In the previous examples, it is obviously much easier to drape a damp cloth over a pot than to understand and copy the antifungal chemistry of grapes. You may need to settle for imitating part of the strategy you found, or abstracting it more metaphorically until you find a buildable idea. Remember, good biomimicry is inspiration from nature, not slavish imitation of it.
Velcro imitates burr hooks on one side, fur on the other. (Wikimedia Commons1,2)
Measuring to choose the best buildable design is the final step. Narrowing down the ideas is similar to the process used after any ideation session. You must check your new ideas against the initial problem statement. Your explorations may have found things that cause you to redefine your problem statement, in which case you can do the entire process over again.

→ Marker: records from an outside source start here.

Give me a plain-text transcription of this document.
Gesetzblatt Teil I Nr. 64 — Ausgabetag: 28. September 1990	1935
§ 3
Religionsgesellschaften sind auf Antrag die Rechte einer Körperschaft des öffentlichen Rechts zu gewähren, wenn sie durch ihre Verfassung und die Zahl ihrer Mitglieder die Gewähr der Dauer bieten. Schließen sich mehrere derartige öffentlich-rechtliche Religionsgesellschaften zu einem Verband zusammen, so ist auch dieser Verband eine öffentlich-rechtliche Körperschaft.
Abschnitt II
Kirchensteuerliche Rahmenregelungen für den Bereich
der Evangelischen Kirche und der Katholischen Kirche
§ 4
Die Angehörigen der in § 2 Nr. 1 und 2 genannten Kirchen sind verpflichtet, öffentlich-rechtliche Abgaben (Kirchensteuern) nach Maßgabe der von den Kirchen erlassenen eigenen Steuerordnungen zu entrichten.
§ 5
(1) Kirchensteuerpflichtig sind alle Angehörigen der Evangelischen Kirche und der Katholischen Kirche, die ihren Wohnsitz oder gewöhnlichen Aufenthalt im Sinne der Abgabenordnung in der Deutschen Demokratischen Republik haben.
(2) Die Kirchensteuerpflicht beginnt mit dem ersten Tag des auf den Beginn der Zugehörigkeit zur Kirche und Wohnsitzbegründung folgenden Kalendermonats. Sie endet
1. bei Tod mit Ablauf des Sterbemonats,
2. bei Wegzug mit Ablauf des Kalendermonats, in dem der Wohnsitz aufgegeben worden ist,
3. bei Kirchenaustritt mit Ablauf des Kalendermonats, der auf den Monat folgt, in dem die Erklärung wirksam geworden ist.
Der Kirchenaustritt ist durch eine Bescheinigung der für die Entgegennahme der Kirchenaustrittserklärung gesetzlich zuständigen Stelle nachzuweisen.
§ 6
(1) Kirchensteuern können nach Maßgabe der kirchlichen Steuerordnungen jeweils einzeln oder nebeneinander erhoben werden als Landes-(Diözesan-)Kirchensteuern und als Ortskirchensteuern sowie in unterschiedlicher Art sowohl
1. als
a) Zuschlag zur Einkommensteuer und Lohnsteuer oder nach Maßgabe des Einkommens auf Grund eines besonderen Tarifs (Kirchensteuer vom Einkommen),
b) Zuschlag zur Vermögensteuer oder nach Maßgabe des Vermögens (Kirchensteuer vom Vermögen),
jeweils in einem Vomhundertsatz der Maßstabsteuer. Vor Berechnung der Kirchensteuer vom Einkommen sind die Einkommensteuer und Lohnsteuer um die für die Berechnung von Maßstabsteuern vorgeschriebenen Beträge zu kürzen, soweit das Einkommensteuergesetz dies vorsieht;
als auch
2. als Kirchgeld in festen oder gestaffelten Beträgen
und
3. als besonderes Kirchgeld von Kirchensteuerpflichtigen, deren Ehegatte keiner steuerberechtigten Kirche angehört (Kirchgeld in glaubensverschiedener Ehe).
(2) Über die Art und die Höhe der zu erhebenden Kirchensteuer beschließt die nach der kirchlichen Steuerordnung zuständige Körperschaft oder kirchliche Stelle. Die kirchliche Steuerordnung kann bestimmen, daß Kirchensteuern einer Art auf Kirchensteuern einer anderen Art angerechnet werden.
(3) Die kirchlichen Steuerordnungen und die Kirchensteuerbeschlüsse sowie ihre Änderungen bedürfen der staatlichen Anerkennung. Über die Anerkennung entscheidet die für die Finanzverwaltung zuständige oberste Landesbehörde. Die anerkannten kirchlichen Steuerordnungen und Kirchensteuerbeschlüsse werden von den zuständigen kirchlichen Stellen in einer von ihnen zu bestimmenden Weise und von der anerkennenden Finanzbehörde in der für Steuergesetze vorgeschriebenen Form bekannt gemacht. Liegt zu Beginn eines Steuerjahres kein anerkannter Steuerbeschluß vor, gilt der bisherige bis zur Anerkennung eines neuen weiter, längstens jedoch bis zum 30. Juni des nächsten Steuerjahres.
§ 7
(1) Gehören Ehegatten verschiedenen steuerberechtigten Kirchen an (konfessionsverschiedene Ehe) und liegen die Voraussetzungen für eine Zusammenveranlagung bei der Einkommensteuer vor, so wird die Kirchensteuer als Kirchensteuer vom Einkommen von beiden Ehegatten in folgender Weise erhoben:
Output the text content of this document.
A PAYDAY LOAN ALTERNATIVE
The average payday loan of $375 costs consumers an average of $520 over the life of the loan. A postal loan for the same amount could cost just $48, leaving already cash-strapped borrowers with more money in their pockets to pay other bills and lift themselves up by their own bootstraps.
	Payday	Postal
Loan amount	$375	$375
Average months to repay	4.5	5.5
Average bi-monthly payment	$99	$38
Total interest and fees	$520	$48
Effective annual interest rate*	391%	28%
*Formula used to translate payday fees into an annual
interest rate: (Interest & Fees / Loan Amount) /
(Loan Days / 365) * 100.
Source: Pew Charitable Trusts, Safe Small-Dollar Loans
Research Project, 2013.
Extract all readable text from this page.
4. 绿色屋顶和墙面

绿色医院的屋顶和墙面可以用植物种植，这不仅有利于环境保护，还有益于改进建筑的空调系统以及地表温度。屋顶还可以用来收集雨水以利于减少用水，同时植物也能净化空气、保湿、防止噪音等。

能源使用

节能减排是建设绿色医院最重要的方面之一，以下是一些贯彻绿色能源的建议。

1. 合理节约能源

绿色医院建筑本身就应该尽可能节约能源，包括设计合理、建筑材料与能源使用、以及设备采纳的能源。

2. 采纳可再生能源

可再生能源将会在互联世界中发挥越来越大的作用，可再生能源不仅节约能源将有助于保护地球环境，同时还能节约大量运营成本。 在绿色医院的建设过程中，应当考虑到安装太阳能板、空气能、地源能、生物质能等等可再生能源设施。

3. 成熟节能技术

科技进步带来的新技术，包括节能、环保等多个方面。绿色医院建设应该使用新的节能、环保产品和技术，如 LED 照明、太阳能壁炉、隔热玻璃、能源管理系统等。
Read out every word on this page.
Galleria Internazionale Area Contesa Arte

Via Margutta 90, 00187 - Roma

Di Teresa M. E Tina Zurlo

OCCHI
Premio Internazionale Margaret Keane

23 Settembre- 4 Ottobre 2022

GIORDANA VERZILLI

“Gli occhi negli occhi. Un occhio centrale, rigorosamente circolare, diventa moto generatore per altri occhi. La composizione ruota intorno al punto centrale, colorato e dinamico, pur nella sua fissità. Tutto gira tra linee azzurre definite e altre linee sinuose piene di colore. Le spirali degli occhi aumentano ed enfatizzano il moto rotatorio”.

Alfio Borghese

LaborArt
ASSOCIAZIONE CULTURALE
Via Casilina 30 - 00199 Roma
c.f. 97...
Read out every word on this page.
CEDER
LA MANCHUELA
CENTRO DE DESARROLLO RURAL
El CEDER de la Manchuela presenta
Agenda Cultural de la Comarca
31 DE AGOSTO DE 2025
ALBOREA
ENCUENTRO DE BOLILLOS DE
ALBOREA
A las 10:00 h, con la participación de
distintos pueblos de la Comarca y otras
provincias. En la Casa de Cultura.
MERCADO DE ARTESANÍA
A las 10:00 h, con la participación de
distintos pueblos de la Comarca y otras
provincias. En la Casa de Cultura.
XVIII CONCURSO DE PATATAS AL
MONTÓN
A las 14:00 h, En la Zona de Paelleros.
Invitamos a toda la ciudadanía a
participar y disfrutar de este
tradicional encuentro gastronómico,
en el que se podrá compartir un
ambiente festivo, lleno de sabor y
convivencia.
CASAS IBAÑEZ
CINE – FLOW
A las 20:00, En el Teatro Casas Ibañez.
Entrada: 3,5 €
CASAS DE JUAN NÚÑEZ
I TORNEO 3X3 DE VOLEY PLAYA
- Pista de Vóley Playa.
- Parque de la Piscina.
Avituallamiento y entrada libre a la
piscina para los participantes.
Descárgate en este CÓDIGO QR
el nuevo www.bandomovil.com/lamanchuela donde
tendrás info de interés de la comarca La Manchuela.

The unique part of this step is measuring the success of your designs not only by your criteria, but by nature's criteria as well. Velcro performs its job of adhesion admirably, but how does its life-cycle compare to burrs and fur? At the end of its life, does it become food for other products or natural organisms? Can it be manufactured as simply as throwing a seed in dirt and adding water? Questions like these never appear in traditional design, but can give insightful perspectives on sustainability.
There are examples of biomimicry for sustainable design in many industries, from buildings to transportation to consumer products. An AskNature search will turn up hundreds. Here are just a few:
Lotusan Paint imitates the micro-structure of the lotus leaf to keep itself clean. Rainwater washes right off immediately, carrying dirt away with it and helping avoid mold and mildew. This allows building owners to nearly eliminate their use of chemical soaps and bleaches to clean exterior walls.
Lotusan paint imitates a lotus leaf's surface texture
to make water carry away dirt. (from Ask Nature, photo: Sto Corp., Atlanta, GA)
The Eastgate office building and shopping center in Harare, Zimbabwe imitates the ventilation tunnels in a termite mound to provide passive cooling for its occupants. The system uses 90% less energy for air conditioning, is still comfortable if power outages occur, and even saved $3 million in construction costs because almost no air conditioning equipment was required.
The Eastgate building in Harare, Zimbabwe
imitates a termite mound's passive ventilation. (From AskNature, photo: Mandy Patter)
Japan's Shinkansen 500 series bullet train has a nose that imitates the beak of a kingfisher bird, in order to reduce noise from the air pressure waves caused when the train passes through tunnels. It also reduces noise by imitating the shape of owl feathers in the structure it uses to pull electricity from overhead wires. Besides these design elements reducing noise, they also improved the train's efficiency, allowing it to use 15% less energy while traveling 10% faster.
The 500 series Shinkansen train imitates a kingfisher beak's form
to smoothly cut through changing air pressure. (Image from Wikimedia Commons)
Pax Water impeller blades imitate the spiral path of ocean water currents and many sea shells. Their Lily Impeller uses 85% less energy than a comparable water mixing impeller, with far less noise as well. Rather than creating chaotic turbulence in water as it spins, its shape sets up vortex structures in the water flows to multiply its effectiveness.
The Lily Impeller creates spiral water flows like ocean currents to mix liquids efficiently and with low noise.